Limitations of CBIA algorithms include quantifying plus or pre-plus disease and specifying a cutoff of normal versus abnormal.⁸⁰ This is also closely linked to the concern whether CBIA systems should be restricted to existing clinical definitions or whether they should “fit the data”, simulating real-world experience where there is interexpert diagnostic variability. For example, various experts are focusing on retinal features such as arterial tortuosity and venous dilation differently to arrive at their diagnosis.⁴⁸

FUTURE OF ROP IMAGING

Advancements in the existing camera models are currently being developed.^{13–16,19,20,79} This will most likely decrease the cost of older models and make them affordable for use in areas that have no imaging devices.
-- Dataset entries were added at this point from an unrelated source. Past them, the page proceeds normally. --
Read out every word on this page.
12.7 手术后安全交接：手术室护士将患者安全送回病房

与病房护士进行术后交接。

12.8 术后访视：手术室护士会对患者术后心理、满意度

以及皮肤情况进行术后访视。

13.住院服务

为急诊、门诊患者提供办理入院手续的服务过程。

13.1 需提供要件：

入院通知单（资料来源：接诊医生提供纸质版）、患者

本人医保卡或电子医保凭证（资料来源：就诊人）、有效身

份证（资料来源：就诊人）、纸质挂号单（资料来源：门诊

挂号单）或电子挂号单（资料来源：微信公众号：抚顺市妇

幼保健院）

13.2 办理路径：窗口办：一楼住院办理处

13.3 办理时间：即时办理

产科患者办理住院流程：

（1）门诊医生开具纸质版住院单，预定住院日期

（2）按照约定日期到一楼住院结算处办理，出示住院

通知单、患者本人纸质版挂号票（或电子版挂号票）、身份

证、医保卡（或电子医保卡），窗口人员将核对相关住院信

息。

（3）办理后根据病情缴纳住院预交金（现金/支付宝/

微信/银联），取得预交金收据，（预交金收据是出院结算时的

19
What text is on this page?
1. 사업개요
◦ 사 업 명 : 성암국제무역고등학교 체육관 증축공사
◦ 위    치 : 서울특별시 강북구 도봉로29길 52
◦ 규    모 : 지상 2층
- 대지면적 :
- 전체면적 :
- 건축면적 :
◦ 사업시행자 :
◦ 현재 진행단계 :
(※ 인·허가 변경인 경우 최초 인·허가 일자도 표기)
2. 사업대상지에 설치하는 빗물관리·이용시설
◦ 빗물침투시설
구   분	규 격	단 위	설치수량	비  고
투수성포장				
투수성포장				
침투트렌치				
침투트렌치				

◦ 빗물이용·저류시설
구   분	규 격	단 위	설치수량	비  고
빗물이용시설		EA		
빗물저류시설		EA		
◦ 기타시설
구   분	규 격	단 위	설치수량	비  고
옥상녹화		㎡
In India, the 3nethra neo has recently been approved for commercial use. A pilot study showed that it has similar potential as a ROP screening tool given its excellent sensitivity (97–99%) and good specificity (75–81%).⁸³

In addition, as resolution and clarity of the camera systems improve, higher-quality images will allow for more accurate analysis of images. It is likely that DL and CBIA algorithms will be further refined and new algorithms created to improve diagnostic accuracy of ROP. As we continue to learn more about the pathophysiology of ROP, FA, OCT and OCTA will be more frequently incorporated into the ROP screening examinations and more devices will offer this multimodal imaging functionality.

CONCLUSION

There are several modalities for imaging in ROP from digital retinal images to smartphones to artificial intelligence systems. Digital retinal imaging in ROP has been fundamental to the diagnosis and early management of ROP, applications in telemedicine and tele-education worldwide, and our growing knowledge of the pathophysiology of ROP. The future of ROP will continue to see further developments in the existing technology with incorporation of other modalities such as FA, OCT, and OCTA.